Essa também é (era?) a nossa tradição: quando se está em guerra corre-se para a frente. Vem na Ilíada. Foi assim que Alexandre combateu em Gaugamela, os marinheiros gregos em Salamina, os cristãos coligados em Lepanto, os ingleses contra os zulus. Combate duro, directo, na primeira linha, frontal com o inimigo, é uma velha tradição da forma de lutar do Ocidente. Uma das consequências desta frontalidade do combate, está expressa na velha máxima militar e civil de que “em tempo de guerra não se limpam armas”, o que não é bem verdade, mas percebe-se o que se quer dizer.

Voltemos à questão da guerra. Eu bem sei que há quem ache que não está em guerra, e que a expressão “guerra” para caracterizar o que se está passar é enganadora. Talvez valha a pena discutir a terminologia, porque ela tem claras desadequações, como aliás, o quadro legal no direito internacional da guerra, para defrontar este tipo de combate.

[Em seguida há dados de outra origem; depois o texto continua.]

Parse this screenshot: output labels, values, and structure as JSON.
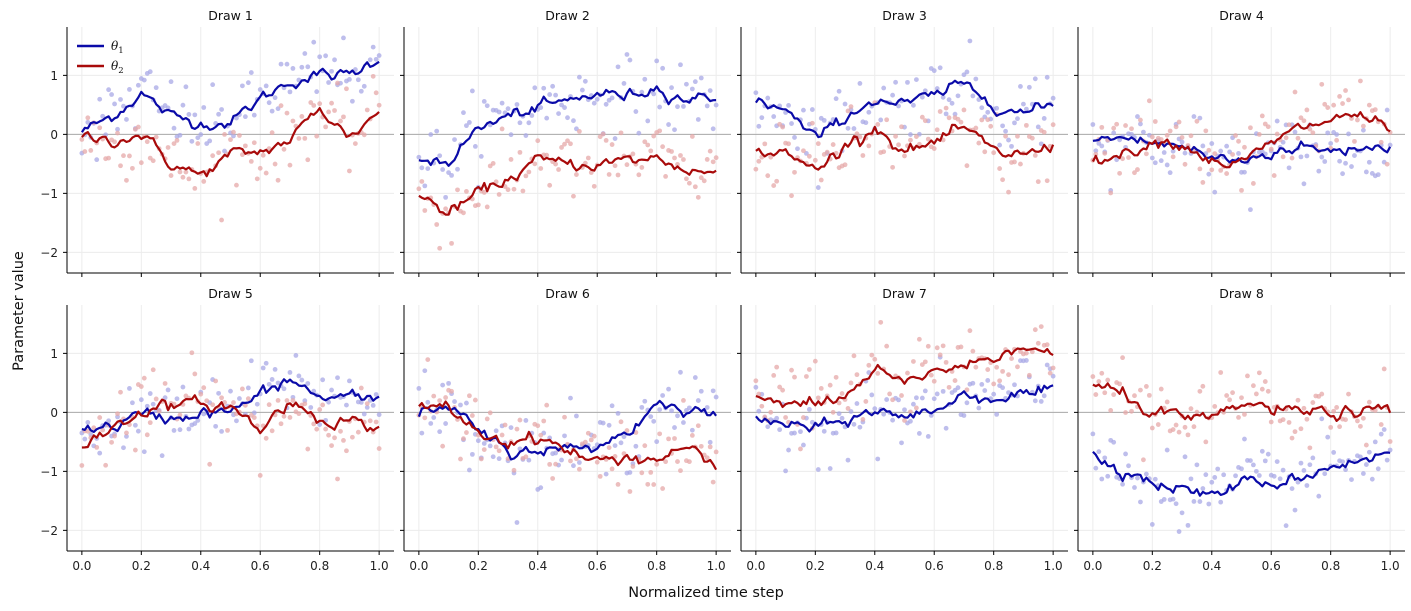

Mas a mim não me choca chamar guerra a um conflito que tem as características de ser global, da Indonésia, à Índia, á China, às antigas republicas soviéticas da Ásia Central, da Europa toda, aos EUA, que tem objectivos “não negociáveis” por incompatibilidade total de visões do mundo culturais e civilizacionais.

Acima de tudo, não compreendo porque razão um terrorismo apocalíptico, que tenta por todos os meios ter as armas mais pesadas, nucleares, químicas e bacteriológicas, para garantir o seu Armagedão sacrificial, que tem como objectivo a guerra total, ou seja a aniquilação de milhões dos seus adversários, haja os meios para isso, não tem que ser combatido com tudo o que tenho á mão: tropas, polícias, agentes de informações, à dentada diria um velho inglês da Home Guard, daqueles que esperava a invasão da sua ilha e achava que sempre podia levar um “boche” consigo. E aí o “não se limpam armas”, é de um simplicidade brutal. Ou nós ou eles.